Realistically, I have to say your chances of finding an ob willing to attend a VBAC after 2 cesareans and a uterine surgery are not good regardless of whether the surgery involved cutting into the uterus. Few obs agree to VBACs even in optimal cases these days, let alone women with obstetric histories such as yours. Not that it isn't worth it to try and find one. A recent systematic review of the literature of women planning VBAC after two cesareans reported a pooled scar rupture rate of 1.4% among 16 studies (5666 women). That rate will be affected, though, by whether labor is induced or augmented and whether you had single-layer uterine closure at your last cesarean. The same review reported a pooled VBAC rate of 72%, although the range was 45% to 89%, which gives you an idea of the degree to which care provider practices and beliefs affect vaginal birth rates. I can't help but think, though, that removing a physical impediment to the baby's getting into the anterior position and descending into the pelvis has to make a major difference in your odds of vaginal birth.

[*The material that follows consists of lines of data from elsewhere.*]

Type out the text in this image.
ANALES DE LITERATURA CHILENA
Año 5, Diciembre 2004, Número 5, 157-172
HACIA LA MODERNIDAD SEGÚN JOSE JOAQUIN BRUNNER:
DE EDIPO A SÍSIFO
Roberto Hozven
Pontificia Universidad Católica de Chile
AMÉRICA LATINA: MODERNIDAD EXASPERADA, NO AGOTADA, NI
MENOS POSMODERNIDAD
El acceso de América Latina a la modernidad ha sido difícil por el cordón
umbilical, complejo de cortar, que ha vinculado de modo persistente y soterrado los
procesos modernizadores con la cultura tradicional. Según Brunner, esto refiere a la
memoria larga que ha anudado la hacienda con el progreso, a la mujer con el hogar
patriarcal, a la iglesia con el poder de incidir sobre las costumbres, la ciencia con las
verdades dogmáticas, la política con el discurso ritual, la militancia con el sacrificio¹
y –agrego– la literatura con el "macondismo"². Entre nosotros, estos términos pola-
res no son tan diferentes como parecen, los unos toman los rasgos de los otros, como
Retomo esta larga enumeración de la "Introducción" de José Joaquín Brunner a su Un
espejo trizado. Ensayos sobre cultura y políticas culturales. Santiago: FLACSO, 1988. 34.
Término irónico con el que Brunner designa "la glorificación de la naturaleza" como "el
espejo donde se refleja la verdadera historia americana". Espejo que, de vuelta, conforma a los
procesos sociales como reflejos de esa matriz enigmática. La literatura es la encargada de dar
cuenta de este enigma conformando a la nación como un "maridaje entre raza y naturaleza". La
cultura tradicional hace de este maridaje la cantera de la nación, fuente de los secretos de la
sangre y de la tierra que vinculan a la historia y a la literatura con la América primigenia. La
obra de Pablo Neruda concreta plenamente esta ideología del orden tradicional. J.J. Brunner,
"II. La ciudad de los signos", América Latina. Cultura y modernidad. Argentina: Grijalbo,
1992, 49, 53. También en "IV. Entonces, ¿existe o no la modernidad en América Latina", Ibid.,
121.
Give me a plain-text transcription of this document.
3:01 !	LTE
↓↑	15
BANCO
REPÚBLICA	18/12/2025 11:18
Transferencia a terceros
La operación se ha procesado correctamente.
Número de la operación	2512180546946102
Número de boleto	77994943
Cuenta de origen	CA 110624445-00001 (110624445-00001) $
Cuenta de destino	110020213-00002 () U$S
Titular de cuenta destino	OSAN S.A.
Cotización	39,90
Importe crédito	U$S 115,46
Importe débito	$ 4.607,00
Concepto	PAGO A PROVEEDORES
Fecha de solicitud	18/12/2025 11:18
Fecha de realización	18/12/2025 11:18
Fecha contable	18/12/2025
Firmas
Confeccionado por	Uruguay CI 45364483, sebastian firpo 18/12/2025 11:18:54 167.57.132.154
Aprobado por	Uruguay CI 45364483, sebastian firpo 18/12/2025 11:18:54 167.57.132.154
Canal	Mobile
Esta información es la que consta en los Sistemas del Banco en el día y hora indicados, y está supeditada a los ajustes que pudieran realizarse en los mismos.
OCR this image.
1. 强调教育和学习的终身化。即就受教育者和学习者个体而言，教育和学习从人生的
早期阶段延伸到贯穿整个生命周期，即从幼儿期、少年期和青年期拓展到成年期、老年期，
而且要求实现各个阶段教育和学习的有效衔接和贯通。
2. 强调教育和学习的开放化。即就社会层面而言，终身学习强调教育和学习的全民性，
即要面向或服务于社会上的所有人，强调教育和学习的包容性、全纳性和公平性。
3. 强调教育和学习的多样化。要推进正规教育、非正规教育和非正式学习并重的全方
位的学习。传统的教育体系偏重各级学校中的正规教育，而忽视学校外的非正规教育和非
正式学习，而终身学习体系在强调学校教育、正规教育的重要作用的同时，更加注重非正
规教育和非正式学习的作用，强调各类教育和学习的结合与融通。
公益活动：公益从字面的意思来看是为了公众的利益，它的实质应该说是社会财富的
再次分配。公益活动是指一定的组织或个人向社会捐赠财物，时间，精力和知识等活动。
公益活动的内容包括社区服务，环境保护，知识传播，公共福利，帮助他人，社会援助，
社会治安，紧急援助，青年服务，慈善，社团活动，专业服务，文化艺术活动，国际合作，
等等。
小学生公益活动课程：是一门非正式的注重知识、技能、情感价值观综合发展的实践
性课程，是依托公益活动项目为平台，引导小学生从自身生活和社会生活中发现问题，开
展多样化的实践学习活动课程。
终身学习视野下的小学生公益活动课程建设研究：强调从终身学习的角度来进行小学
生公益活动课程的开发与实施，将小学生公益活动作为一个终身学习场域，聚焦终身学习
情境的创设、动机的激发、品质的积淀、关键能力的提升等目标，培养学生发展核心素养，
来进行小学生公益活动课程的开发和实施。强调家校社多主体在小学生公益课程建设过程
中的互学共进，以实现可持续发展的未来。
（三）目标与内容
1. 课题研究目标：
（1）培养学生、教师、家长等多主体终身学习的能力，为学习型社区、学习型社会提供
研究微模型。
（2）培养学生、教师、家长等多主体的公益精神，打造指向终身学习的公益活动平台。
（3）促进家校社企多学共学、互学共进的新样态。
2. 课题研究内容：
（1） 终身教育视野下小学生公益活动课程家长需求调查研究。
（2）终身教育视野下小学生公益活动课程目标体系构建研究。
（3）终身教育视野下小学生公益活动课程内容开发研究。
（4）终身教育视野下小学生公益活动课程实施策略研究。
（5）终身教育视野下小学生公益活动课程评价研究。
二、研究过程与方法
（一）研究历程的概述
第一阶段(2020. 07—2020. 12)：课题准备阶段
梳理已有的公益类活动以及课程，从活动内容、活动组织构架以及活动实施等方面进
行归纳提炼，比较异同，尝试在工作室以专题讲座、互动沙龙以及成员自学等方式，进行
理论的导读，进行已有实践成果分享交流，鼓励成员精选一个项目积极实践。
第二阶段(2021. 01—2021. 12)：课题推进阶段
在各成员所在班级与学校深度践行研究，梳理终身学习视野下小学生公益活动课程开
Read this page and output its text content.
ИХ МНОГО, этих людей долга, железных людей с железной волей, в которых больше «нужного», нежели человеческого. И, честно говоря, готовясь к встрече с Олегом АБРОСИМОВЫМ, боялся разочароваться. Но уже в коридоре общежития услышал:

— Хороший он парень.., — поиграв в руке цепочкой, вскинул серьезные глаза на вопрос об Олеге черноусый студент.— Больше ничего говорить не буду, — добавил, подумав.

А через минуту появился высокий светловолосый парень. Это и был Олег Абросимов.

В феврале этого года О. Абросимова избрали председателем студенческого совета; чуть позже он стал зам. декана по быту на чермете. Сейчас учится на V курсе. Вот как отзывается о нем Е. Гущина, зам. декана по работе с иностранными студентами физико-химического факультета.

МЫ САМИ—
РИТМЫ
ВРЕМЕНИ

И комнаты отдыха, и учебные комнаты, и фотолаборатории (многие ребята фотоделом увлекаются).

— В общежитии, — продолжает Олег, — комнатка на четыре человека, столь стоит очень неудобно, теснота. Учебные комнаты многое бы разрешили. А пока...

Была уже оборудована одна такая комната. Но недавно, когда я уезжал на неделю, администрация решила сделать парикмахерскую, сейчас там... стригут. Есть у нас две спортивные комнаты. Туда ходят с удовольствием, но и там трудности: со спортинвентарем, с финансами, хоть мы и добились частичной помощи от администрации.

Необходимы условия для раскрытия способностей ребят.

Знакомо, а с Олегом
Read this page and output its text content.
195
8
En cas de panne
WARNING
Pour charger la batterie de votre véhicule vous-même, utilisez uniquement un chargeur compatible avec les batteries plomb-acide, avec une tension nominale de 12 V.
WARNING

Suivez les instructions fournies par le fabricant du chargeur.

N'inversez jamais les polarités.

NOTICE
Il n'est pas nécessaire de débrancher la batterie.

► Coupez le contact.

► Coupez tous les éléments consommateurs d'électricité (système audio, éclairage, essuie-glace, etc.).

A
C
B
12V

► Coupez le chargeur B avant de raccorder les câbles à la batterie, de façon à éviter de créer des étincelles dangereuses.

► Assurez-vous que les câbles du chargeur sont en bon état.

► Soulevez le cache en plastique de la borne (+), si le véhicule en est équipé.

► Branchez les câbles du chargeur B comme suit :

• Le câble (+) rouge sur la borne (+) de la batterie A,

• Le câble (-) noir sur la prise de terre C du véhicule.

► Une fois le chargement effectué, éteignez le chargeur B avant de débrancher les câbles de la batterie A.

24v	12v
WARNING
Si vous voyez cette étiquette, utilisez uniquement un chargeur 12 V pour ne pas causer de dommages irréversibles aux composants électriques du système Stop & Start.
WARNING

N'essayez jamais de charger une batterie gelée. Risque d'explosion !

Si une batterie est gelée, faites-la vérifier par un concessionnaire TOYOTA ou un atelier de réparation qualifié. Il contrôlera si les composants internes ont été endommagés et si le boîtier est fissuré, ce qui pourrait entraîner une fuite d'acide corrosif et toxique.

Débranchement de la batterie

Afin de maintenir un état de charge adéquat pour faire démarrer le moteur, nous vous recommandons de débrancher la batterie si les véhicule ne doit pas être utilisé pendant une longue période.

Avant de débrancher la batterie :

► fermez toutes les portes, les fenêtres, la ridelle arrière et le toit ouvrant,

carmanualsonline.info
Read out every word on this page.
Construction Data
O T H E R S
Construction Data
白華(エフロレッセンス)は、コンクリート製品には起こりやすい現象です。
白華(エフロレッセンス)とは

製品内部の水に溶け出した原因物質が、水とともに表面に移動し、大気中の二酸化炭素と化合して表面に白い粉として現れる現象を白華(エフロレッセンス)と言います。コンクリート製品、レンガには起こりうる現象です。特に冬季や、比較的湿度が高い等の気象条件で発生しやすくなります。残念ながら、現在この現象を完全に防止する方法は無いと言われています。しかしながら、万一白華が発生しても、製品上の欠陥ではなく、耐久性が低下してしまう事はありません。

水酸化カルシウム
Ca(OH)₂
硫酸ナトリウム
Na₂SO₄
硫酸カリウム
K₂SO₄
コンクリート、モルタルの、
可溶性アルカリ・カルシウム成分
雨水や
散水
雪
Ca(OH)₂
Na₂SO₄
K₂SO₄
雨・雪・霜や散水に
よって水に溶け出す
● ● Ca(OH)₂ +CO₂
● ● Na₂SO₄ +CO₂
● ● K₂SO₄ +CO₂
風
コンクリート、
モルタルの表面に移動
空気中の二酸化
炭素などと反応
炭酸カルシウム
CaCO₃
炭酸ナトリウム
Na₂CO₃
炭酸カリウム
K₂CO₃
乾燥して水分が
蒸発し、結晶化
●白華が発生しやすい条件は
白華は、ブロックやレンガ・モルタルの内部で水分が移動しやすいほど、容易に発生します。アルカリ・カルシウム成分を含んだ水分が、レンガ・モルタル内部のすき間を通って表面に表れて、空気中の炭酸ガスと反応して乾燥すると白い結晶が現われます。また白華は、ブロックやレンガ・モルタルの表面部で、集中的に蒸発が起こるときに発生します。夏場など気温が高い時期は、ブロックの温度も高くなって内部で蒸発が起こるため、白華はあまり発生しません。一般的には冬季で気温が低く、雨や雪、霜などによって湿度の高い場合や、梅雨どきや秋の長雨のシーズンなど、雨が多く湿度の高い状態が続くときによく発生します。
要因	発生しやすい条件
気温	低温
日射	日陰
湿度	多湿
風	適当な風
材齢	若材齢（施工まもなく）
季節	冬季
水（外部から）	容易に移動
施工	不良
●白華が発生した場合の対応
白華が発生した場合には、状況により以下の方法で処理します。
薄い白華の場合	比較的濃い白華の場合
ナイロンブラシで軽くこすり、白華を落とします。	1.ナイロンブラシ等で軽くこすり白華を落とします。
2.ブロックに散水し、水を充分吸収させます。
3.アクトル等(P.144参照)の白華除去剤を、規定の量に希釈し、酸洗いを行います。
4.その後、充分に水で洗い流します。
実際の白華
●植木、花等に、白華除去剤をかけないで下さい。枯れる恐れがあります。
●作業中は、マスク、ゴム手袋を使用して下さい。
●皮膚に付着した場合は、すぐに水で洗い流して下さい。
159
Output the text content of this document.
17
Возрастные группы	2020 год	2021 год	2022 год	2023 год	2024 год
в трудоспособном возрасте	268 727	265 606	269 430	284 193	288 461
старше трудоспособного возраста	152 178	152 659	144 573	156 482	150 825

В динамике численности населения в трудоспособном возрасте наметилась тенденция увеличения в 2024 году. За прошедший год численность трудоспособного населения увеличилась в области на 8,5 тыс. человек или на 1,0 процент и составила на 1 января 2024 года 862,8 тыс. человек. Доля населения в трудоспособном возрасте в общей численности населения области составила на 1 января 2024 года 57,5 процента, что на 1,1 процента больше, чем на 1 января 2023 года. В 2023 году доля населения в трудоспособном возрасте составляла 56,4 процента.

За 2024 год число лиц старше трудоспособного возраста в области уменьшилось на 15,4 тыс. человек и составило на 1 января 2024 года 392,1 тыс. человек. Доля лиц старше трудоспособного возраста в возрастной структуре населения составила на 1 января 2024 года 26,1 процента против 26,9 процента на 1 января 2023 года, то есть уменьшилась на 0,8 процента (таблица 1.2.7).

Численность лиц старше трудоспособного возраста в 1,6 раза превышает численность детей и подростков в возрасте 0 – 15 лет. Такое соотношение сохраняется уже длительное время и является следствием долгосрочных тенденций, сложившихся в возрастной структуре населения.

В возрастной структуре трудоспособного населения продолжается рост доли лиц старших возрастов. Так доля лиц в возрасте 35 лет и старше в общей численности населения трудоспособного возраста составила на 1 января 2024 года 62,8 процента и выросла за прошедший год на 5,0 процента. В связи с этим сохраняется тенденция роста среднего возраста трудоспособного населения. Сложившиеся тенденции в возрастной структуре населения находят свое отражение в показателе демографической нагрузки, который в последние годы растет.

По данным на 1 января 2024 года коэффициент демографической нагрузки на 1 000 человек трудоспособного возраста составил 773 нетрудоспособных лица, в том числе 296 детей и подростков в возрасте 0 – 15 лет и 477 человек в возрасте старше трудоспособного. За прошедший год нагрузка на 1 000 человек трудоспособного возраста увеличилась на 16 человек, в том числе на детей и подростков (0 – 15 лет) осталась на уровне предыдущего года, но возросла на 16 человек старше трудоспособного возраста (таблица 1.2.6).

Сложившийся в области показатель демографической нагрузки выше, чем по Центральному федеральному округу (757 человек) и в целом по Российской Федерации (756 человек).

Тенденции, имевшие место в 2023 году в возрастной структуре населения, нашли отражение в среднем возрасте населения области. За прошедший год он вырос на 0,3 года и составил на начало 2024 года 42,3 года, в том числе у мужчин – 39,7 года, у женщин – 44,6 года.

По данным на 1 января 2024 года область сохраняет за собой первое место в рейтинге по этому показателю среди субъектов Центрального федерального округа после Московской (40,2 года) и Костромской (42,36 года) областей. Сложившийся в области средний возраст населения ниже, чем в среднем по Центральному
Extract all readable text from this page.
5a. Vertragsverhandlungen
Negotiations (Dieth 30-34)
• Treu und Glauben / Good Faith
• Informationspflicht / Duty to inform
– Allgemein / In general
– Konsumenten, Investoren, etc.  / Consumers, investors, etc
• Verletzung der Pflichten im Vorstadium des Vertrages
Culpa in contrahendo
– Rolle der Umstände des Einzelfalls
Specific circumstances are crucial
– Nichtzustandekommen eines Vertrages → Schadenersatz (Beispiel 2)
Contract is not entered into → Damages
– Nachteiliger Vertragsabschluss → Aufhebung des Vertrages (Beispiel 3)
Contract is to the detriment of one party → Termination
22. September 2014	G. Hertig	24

First, I want to thank you for your generosity in responding to these forum questions. You are an invaluable resource to have such direct access to. Thank you.
With my first section, I was repaired with a single layer. Of course, I didn't even know to ask for a double layer repair. I was more savvy with the second section and requested a double layer repair - despite the surgeon's insistence it was irrelevant. So, I did get that double layer with round #2.
How do rupture rates change for a second VBAC with a double layer repair? I know scar measurements weren't conclusive with my birth last year based on the research. Any new stats available related to scar measurements at 37 weeks?
You are welcome! I am not aware of any studies looking at a single-layer repair followed by a double-layer repair at the next cesarean. I would think, though, since they would be cutting through the old scar, that the last closure is the one that counts. I assume by scar measurements you mean measuring scar thickness. Here is what I have on that from the VBAC chapter manuscript for the forthcoming new edition of Obstetric Myths Versus Research Realities:
Thin uterine scar: Both a systematic review of scar thickness and rupture prediction (12 studies, 1834 women) and the AHRQ (2010) systematic review (3 studies) reject using scar thickness as a predictor because studies do not establish a cut-off with good positive predictive value.44, 55 A major problem noted by the scar thickness reviewers was that most investigators measured uterine dehiscence, but the predictive value of defect (overall rate 6.6%; range 1-46%), for rupture is unknown. Both reviewers note that other factors such as uterine closure or previous vaginal birth will influence scar rupture rates.44, 55
The problem is that while a thicker scar is a good predictor that the scar will not give way in labor, a thinner scar isn't a good predictor that it will.